The 30-year, fixed-rate mortgage loan averaged 4.14 percent, with an average 0.5 point, compared to 4.20 percent the previous week and 4.55 percent during the same week last year.
Average 30-year interest rates have remained below year-ago levels for 12 consecutive weeks. The 30-year mortgage interest rate averaged above 5 percent as recently as November 2018, but interest rates declined rapidly earlier this year.
"Slightly weaker inflation and labor economic data caused mortgage rates to dip this week," Sam Khater, Freddie Mac's chief economist, said. "Moving into summer, we expect rates to be about a quarter to half a percentage point lower than where they were last year, which is good news for the housing market. These lower rates combined with solid economic growth, low inflation, and rebounding consumer confidence should provide a solid foundation for home sales to continue to improve over the next couple of months."
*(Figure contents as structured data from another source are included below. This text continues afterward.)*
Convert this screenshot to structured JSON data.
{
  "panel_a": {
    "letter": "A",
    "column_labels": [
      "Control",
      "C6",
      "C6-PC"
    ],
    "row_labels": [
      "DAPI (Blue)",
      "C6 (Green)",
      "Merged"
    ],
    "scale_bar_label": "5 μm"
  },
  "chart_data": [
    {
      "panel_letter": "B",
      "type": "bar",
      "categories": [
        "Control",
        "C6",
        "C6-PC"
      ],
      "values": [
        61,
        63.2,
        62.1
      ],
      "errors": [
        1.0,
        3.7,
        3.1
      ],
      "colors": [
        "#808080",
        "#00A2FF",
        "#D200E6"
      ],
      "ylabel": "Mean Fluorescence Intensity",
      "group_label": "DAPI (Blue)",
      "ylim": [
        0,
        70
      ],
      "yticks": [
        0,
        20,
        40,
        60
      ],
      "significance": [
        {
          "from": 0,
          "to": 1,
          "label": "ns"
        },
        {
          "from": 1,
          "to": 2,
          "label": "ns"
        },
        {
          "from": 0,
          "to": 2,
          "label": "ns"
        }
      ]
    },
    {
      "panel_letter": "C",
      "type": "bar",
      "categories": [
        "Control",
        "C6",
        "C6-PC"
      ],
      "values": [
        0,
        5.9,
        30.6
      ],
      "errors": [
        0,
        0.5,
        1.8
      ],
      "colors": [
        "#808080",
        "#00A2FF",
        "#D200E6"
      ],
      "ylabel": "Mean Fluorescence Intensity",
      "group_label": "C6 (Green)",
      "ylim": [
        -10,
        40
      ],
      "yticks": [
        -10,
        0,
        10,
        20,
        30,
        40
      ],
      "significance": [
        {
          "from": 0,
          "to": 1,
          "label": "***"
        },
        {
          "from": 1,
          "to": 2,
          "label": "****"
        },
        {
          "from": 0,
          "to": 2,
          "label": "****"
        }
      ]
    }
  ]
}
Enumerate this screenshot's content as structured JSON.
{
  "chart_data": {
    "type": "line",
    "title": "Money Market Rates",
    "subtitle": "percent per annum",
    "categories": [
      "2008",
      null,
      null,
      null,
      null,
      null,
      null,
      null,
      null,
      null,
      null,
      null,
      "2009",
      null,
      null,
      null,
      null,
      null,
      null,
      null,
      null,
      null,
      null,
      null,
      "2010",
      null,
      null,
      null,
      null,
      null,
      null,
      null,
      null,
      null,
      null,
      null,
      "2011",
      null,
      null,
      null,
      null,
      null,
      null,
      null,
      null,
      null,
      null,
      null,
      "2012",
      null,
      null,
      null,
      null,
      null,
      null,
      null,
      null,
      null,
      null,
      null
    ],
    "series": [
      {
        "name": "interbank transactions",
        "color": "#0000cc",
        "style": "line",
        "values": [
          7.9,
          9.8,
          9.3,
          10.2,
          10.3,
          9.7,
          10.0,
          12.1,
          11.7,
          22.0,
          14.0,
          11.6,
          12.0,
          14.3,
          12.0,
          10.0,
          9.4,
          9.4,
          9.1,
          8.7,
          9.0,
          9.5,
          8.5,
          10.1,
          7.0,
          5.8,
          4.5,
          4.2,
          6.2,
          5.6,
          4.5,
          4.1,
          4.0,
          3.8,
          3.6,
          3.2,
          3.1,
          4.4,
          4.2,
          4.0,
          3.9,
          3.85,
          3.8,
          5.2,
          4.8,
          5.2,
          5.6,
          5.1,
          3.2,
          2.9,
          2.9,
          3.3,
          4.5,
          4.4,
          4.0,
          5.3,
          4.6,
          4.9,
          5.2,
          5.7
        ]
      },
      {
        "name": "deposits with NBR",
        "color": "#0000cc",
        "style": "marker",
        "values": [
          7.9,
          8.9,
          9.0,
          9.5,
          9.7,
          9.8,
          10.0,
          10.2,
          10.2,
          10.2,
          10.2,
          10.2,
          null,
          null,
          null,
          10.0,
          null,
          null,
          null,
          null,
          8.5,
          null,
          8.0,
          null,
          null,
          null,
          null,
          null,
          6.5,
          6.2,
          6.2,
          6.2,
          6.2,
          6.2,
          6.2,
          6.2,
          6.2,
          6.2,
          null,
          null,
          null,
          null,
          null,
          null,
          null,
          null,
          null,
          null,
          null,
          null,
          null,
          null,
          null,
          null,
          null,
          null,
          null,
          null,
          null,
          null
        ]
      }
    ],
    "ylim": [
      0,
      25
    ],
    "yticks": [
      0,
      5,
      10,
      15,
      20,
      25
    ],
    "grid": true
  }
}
The 15-year, fixed-rate mortgage loan averaged 3.60 percent, with an average 0.4 point, down from 3.64 the prior week. A year ago, the 15-year note averaged 4.03 percent.
The five-year, adjustable-rate mortgage (ARM) averaged 3.68 percent, with an average 0.4 point, a decline from the week before when it averaged 3.77 percent. During the same week in 2018, the five-year ARM averaged 3.69 percent.